Dr. Marcus M. Reidenberg, professor of pharmacology, medicine and public health, has been selected to receive the 2011 Torald Sollmann Award from the American Society for Pharmacology and Experimental Therapeutics. The award was established to commemorate the pioneering work of Dr. Torald Sollmann in the fields of pharmacological investigation and education.
Dr. Reidenberg is being recognized for his outstanding and productive research career; his significant contributions to medicine utilizing education and research; and unparalleled service to ASPET.

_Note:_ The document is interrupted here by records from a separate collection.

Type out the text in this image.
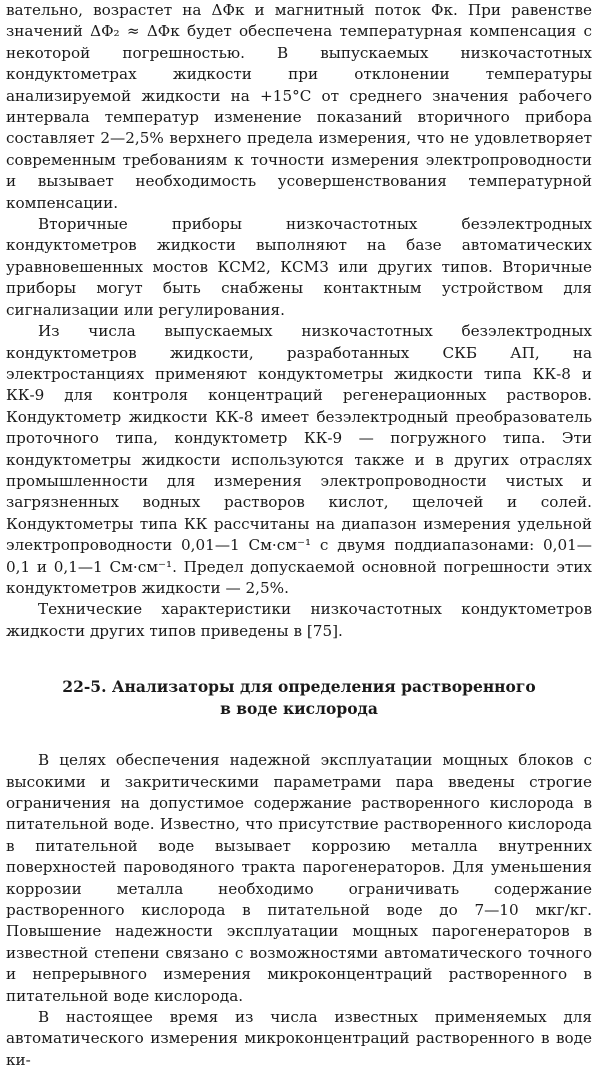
вательно, возрастет на ΔΦк и магнитный поток Φк. При равенстве значений ΔΦ₂ ≈ ΔΦк будет обеспечена температурная компенсация с некоторой погрешностью. В выпускаемых низкочастотных кондуктометрах жидкости при отклонении температуры анализируемой жидкости на +15°С от среднего значения рабочего интервала температур изменение показаний вторичного прибора составляет 2—2,5% верхнего предела измерения, что не удовлетворяет современным требованиям к точности измерения электропроводности и вызывает необходимость усовершенствования температурной компенсации.

Вторичные приборы низкочастотных безэлектродных кондуктометров жидкости выполняют на базе автоматических уравновешенных мостов КСМ2, КСМ3 или других типов. Вторичные приборы могут быть снабжены контактным устройством для сигнализации или регулирования.

Из числа выпускаемых низкочастотных безэлектродных кондуктометров жидкости, разработанных СКБ АП, на электростанциях применяют кондуктометры жидкости типа КК-8 и КК-9 для контроля концентраций регенерационных растворов. Кондуктометр жидкости КК-8 имеет безэлектродный преобразователь проточного типа, кондуктометр КК-9 — погружного типа. Эти кондуктометры жидкости используются также и в других отраслях промышленности для измерения электропроводности чистых и загрязненных водных растворов кислот, щелочей и солей. Кондуктометры типа КК рассчитаны на диапазон измерения удельной электропроводности 0,01—1 См·см⁻¹ с двумя поддиапазонами: 0,01—0,1 и 0,1—1 См·см⁻¹. Предел допускаемой основной погрешности этих кондуктометров жидкости — 2,5%.

Технические характеристики низкочастотных кондуктометров жидкости других типов приведены в [75].

22-5. Анализаторы для определения растворенного
в воде кислорода

В целях обеспечения надежной эксплуатации мощных блоков с высокими и закритическими параметрами пара введены строгие ограничения на допустимое содержание растворенного кислорода в питательной воде. Известно, что присутствие растворенного кислорода в питательной воде вызывает коррозию металла внутренних поверхностей пароводяного тракта парогенераторов. Для уменьшения коррозии металла необходимо ограничивать содержание растворенного кислорода в питательной воде до 7—10 мкг/кг. Повышение надежности эксплуатации мощных парогенераторов в известной степени связано с возможностями автоматического точного и непрерывного измерения микроконцентраций растворенного в питательной воде кислорода.

В настоящее время из числа известных применяемых для автоматического измерения микроконцентраций растворенного в воде ки-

Throughout his 50-year research career, Dr. Reidenberg has studied clinical pharmacology, specifically the reasons for individual differences in response to medications. He recognized that individual differences in dose-response could be used to improve therapeutics, and he moved the concept of individualized drug therapy into the mainstream. Dr. Reidenberg raised the banner of addressing control of symptoms in 1982 and over the past 25 years the broad concept of symptom control has gained mainstream acceptance in medicine. More recently, Dr. Reidenberg has been researching treatment of chronic pain and the pharmacology of gossypol for reproductive health.
The ASPET–Torald Sollmann Award will be presented to Dr. Reidenberg April 9, 2011, at the Annual Meeting of the American Society for Pharmacology and Experimental Therapeutics Meeting in Washington, D.C.
Dr. Walter Riker, former chairman of the Medical College's Department of Pharmacology, received the Torald Sollmann Award in 1986.